This video is the copyright of Oxford University 2010 and first appeared here on 18 Feb 2010.
This is very exciting. Watch the video to get the full story. Basically, a team at the Jenner Institute have come up with a way to store the active ingredients of a vaccine on a small square membrane which does not need to be stored in a fridge. Traditionally, vaccines need to be refrigerated from the time they are produced to the moment they are injected. This causes huge logistical problems as the whole of the distribution system needs to be kept cold. In practice this means that thousands and thousands of children do not get the vaccines they need.
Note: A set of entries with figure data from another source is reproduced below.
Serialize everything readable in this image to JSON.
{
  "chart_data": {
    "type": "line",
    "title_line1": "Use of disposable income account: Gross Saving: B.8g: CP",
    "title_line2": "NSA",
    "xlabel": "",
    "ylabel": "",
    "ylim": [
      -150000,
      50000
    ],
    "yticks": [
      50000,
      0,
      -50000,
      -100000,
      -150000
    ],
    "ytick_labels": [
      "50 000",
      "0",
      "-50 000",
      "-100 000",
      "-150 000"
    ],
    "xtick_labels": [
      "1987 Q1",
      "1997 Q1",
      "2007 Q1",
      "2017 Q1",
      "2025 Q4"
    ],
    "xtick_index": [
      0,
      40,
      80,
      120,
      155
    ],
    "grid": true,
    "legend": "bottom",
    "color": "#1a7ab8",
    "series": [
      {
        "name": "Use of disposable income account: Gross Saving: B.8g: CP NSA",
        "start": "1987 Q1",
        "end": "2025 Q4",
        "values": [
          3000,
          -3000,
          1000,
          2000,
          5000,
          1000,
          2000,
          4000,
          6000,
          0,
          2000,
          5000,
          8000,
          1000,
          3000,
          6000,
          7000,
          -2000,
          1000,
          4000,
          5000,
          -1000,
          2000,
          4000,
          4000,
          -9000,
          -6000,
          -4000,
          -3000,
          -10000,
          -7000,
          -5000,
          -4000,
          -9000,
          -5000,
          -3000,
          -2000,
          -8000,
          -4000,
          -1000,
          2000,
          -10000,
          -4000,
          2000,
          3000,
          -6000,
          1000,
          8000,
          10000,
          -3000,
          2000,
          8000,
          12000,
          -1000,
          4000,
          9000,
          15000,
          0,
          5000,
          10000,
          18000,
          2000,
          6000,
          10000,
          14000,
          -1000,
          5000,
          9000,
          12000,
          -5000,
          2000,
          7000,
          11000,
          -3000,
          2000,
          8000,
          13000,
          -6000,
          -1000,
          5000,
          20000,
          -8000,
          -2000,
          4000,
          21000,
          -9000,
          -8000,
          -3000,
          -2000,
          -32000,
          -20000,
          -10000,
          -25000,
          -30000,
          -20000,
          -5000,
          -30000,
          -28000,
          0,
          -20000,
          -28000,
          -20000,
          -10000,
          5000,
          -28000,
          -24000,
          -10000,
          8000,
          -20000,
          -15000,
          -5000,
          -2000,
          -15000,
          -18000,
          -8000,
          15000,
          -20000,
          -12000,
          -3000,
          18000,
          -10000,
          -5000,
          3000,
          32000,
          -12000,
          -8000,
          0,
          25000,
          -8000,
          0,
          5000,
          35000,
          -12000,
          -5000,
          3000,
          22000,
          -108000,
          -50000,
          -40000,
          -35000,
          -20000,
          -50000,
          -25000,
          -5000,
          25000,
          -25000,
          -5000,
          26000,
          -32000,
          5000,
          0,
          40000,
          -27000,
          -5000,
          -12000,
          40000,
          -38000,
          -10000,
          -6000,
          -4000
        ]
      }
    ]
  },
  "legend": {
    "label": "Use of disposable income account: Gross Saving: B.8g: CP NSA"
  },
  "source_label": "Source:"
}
At the moment the ColaLife idea can do nothing to address this problem because the AidPods would be exposed to the elements and could get very hot. So AidPods could not be used to distribute traditional vaccines. But they could be used to distribute these new ‘heat-stable vaccines’. In the video Dr Matt Jennings claims that vaccines produced in this way are stable for 6 months at temperatures of 45°C which is incredible.
‘Currently vaccines need to be stored in a fridge or freezer,’ explains lead author Dr Matt Cottingham of the Jenner Institute at the University of Oxford. ‘That means you need a clinic with a nurse, a fridge and an electricity supply, and refrigeration lorries for distribution.
‘If you could ship vaccines at normal temperatures, you would greatly reduce cost and hugely improve access to vaccines,’ he says. ‘You could even picture someone with a backpack taking vaccine doses on a bike into remote villages.’
‘We’ve shown that a very simple way of heat-stabilising vaccines works for two viruses that are being used as the basis for novel vaccines in development,’ says principal investigator Professor Adrian Hill of Oxford University. ‘This is so exciting scientifically because these viruses are fragile. If we are able to stabilise these, other vaccines are likely to be easier.’
They are now looking to put a commercial strategy in place for the development of the technology.